= Canadian Intermountain Joint Venture =

Canadian conservationalist organization

The Canadian Intermountain Joint Venture (CIJV) is a partnership of "government agencies, Aboriginal groups, nongovernmental organizations, industry, universities and landowners" for the implementation of the North American Waterfowl Management Plan in the inter-mountain areas of south and central British Columbia in Canada, and the south-western mountain region of Alberta. Its region of operation includes "all the mountain national parks", with boundaries delineated by the border with the United States to the south, the eastern crest of the Rocky Mountains to the east, the crest of the Coast Mountains to the west, and the boreal forest to the north. It is adjacent to the Intermountain West Joint Venture to the south, the Pacific Coast Joint Venture to the west, and the Prairie Habitat Joint Venture to the east.

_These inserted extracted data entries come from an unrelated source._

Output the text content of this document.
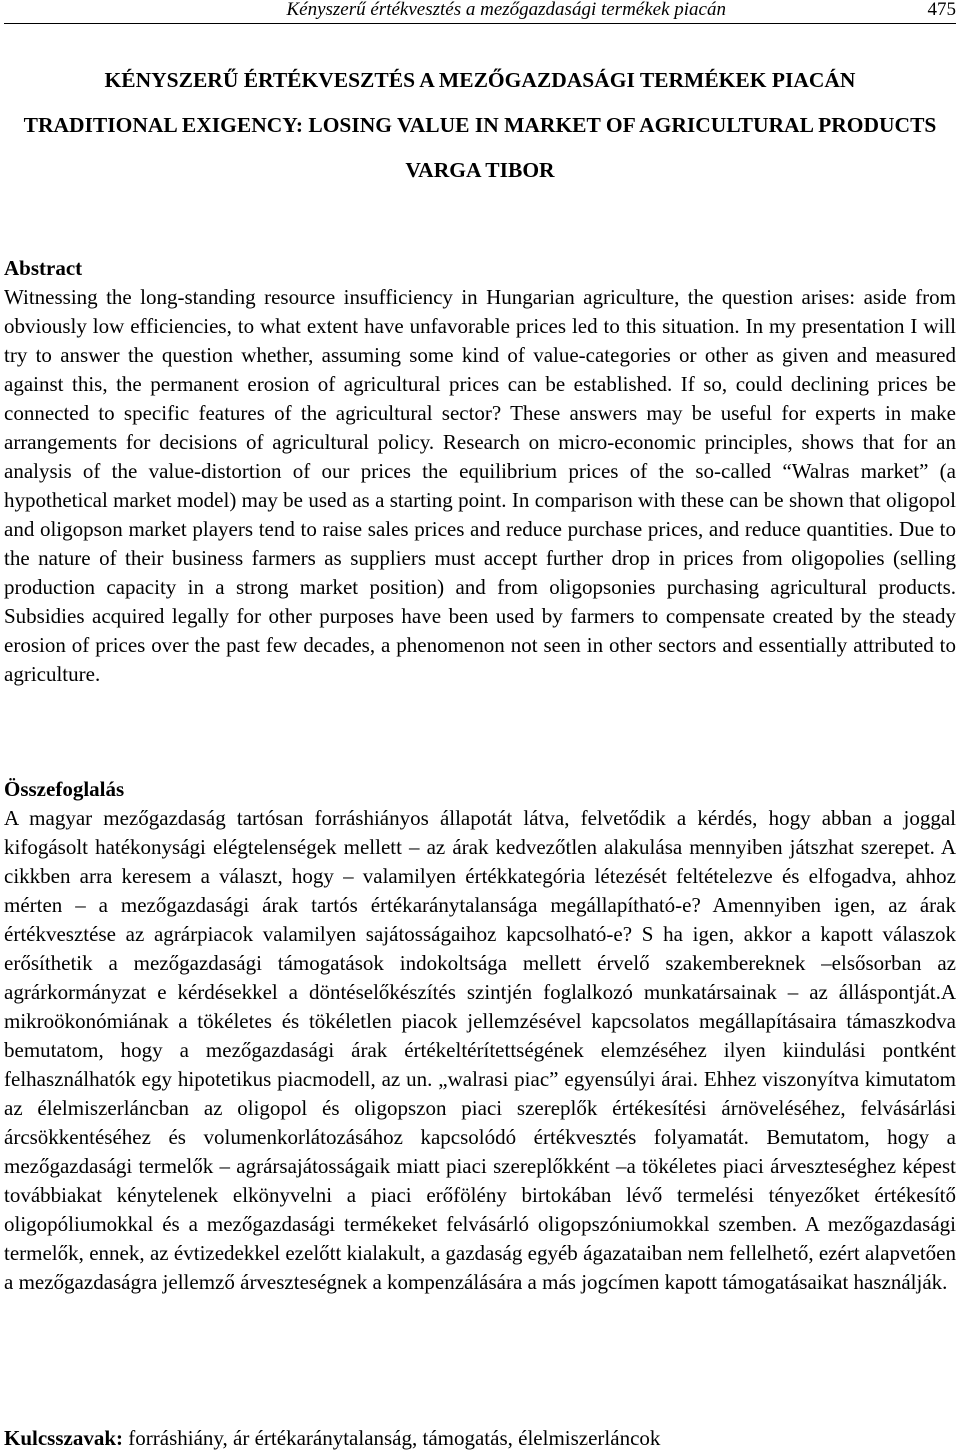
Kényszerű értékvesztés a mezőgazdasági termékek piacán	475
KÉNYSZERŰ ÉRTÉKVESZTÉS A MEZŐGAZDASÁGI TERMÉKEK PIACÁN
TRADITIONAL EXIGENCY: LOSING VALUE IN MARKET OF AGRICULTURAL PRODUCTS
VARGA TIBOR
Abstract

Witnessing the long-standing resource insufficiency in Hungarian agriculture, the question arises: aside from obviously low efficiencies, to what extent have unfavorable prices led to this situation. In my presentation I will try to answer the question whether, assuming some kind of value-categories or other as given and measured against this, the permanent erosion of agricultural prices can be established. If so, could declining prices be connected to specific features of the agricultural sector? These answers may be useful for experts in make arrangements for decisions of agricultural policy. Research on micro-economic principles, shows that for an analysis of the value-distortion of our prices the equilibrium prices of the so-called “Walras market” (a hypothetical market model) may be used as a starting point. In comparison with these can be shown that oligopol and oligopson market players tend to raise sales prices and reduce purchase prices, and reduce quantities. Due to the nature of their business farmers as suppliers must accept further drop in prices from oligopolies (selling production capacity in a strong market position) and from oligopsonies purchasing agricultural products. Subsidies acquired legally for other purposes have been used by farmers to compensate created by the steady erosion of prices over the past few decades, a phenomenon not seen in other sectors and essentially attributed to agriculture.

Összefoglalás

A magyar mezőgazdaság tartósan forráshiányos állapotát látva, felvetődik a kérdés, hogy abban a joggal kifogásolt hatékonysági elégtelenségek mellett – az árak kedvezőtlen alakulása mennyiben játszhat szerepet. A cikkben arra keresem a választ, hogy – valamilyen értékkategória létezését feltételezve és elfogadva, ahhoz mérten – a mezőgazdasági árak tartós értékaránytalansága megállapítható-e? Amennyiben igen, az árak értékvesztése az agrárpiacok valamilyen sajátosságaihoz kapcsolható-e? S ha igen, akkor a kapott válaszok erősíthetik a mezőgazdasági támogatások indokoltsága mellett érvelő szakembereknek –elsősorban az agrárkormányzat e kérdésekkel a döntéselőkészítés szintjén foglalkozó munkatársainak – az álláspontját.A mikroökonómiának a tökéletes és tökéletlen piacok jellemzésével kapcsolatos megállapításaira támaszkodva bemutatom, hogy a mezőgazdasági árak értékeltérítettségének elemzéséhez ilyen kiindulási pontként felhasználhatók egy hipotetikus piacmodell, az un. „walrasi piac” egyensúlyi árai. Ehhez viszonyítva kimutatom az élelmiszerláncban az oligopol és oligopszon piaci szereplők értékesítési árnöveléséhez, felvásárlási árcsökkentéséhez és volumenkorlátozásához kapcsolódó értékvesztés folyamatát. Bemutatom, hogy a mezőgazdasági termelők – agrársajátosságaik miatt piaci szereplőkként –a tökéletes piaci árveszteséghez képest továbbiakat kénytelenek elkönyvelni a piaci erőfölény birtokában lévő termelési tényezőket értékesítő oligopóliumokkal és a mezőgazdasági termékeket felvásárló oligopszóniumokkal szemben. A mezőgazdasági termelők, ennek, az évtizedekkel ezelőtt kialakult, a gazdaság egyéb ágazataiban nem fellelhető, ezért alapvetően a mezőgazdaságra jellemző árveszteségnek a kompenzálására a más jogcímen kapott támogatásaikat használják.

Kulcsszavak: forráshiány, ár értékaránytalanság, támogatás, élelmiszerláncok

Established in November 2003, it operates as part of the North American Bird Conservation Initiative. It also participates in the implementation of The Canadian Shorebird Plan, Partners in Flight, and Canada's Conservation Program for Seabirds and Waterbirds. It receives funding from the US federal government via the North American Wetlands Conservation Act, from Canadian government sources, from the private sector and from individuals.

Its mandate is to conserve habitats for birds and wildlife primarily in the southern half of the British Columbia Interior, a region of at least 489,000 km2 with habitats ranging from "moist coniferous forests to desert". Ducks Unlimited Canada describes the area as "a landscape of varyings elevation and climate that has resulted in a tremendous diversity of habitat types, including desert, grasslands, shrub-steppe, riparian, wetlands, dry and moist coniferous forests, and alpine tundra". It supports 1.6 million breeding waterfowl of at least 26 species throughout the 20,000 km^{2} of lakes and wetlands in the region, and at least 373 bird species overall, including the entire population of eleven provincially endangered species: Brewer's sparrow (subspecies breweri), burrowing owl, ferruginous hawk, grasshopper sparrow, lark sparrow, prairie falcon, sage thrasher, Swainson's hawk, white-headed woodpecker, Williamson's sapsucker, and yellow-breasted chat.